The Hidden Screens
I. Introduction
Every single digital system has a hidden screen. Not one you can ever see, but one they can see. Behind any digital system is a genie, which grants a lot of power to anyone who uses it.
II. Surface vs. Backend
You and I mostly see front-facing interface. For example, in your Tesla you control the maps or the music. On X (formerly Twitter), you can make private drafts or like posts. You can talk to ChatGPT on your own account. But, what most people fail to realize is there is always an administrator view. A view where the person using it can see not just your chats, but everyone's chats, posts, likes, map usage, everything. That admin view is accessed by various people at the company, from support people, to moderators. They can override your decisions, control your access to services, and see any and all of your data.
III. Everyday Examples
There are several examples, after all, this is applicable to essentially every digital system you can think of. Here are a few:
- School: Teachers/admins can edit grades, attendance, or profiles. Staff can also make a comprehensive report of the student's grades.
- Work: Managers have HR dashboards, can and do access logs, modify permissions panels, and also manage employee emails/accounts.
- Web Platforms: Support teams can reset your password, ban users, or view activity.
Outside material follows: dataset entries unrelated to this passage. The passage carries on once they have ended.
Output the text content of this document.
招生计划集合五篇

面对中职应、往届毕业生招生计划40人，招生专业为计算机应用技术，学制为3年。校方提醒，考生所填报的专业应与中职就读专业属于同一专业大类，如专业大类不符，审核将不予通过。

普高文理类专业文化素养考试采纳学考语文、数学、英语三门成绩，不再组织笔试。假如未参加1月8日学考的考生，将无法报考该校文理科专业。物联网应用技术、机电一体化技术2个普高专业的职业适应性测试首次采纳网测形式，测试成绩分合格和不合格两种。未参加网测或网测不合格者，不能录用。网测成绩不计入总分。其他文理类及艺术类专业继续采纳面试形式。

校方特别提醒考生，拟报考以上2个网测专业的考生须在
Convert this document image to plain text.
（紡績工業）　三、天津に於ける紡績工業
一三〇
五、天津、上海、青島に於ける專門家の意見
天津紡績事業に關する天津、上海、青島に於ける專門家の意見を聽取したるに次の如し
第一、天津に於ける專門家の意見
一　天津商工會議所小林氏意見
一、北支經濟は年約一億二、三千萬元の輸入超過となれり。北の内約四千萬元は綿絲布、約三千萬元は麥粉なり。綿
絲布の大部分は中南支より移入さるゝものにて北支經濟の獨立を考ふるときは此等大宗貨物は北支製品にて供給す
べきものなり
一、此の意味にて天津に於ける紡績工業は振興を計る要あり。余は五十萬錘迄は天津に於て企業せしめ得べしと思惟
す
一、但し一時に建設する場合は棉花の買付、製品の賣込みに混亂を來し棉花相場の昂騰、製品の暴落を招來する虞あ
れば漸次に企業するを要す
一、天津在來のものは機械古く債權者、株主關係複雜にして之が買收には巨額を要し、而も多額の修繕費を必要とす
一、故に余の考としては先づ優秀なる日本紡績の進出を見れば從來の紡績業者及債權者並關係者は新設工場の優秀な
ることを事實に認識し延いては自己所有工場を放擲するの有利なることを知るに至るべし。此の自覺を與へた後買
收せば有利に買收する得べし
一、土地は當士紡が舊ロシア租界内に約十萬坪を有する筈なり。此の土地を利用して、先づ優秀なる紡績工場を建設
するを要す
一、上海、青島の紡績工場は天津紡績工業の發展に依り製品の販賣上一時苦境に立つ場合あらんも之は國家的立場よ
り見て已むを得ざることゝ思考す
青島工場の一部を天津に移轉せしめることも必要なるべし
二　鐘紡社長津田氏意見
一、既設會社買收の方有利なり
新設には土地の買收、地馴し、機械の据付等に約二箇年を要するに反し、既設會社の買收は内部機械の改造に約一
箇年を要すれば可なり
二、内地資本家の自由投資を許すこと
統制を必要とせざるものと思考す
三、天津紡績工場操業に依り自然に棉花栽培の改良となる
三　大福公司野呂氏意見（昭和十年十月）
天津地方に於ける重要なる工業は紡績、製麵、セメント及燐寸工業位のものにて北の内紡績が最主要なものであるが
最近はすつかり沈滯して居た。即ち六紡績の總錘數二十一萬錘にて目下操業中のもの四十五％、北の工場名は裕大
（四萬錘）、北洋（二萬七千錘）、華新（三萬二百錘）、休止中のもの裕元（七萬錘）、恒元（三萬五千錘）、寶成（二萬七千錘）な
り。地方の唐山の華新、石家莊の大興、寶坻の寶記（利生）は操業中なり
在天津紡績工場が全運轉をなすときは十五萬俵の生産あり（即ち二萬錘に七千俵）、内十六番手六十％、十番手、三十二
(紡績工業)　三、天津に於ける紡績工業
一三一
- Tech Companies: Tesla can disable your unsafe Tesla from charging, Apple can enable and disable their devices remotely with Activation Lock
- Social Media: Moderators can delete posts without your consent or ban users silently, and can refuse to acknowledge attempts for unbans.
IV. The Power Dynamic
This backend existing and having restricted access to it creates an inherent digital hierarchy. The internet is mostly democratic in a way, the people can decide whether to use a service or not. But even in this equal system, there is always someone at the tip top who can see more and hence decides more. And these systems can be surprisingly simple given how much power they contain. All it takes a checkbox or some code to ban an IP address, disable a phone or car, shadowban someone, or disable an employee's access to their email.
V. The Desire to Access
There are two types of people on the internet: those in control and those not in control. You are either in control of the website or you are not. There's a room (or rooms) in company headquarters where decisions about users happen. Should we check the box and ban this person, only to have support take weeks to respond to them? What if we expose a famous person's bookmarked posts? Why should we even tell someone we fired them when we could just reset their email password? There is a high degree of control they have, a large amount of destruction that is possible.
VI. The Risks
The fact that access to this backend exists makes every single digital system vulnerable. A company could be as private as they want, but as long as company backdoors exist, there will be vulnerabilities. This is why smart hackers rarely attack your regular Joe. They attack employees in order to phish the boss, and the boss has access to the admin panel. Essentially, when you trust a system, you also trust who is behind the curtain. You and I trust them to not abuse their backdoor access, and to protect the backdoor from others.
VII. Closing / Reflection
Every digital system has a hidden layer of control. Who controls the systems you use? What would you do with access to the hidden screen?
Thank you for reading!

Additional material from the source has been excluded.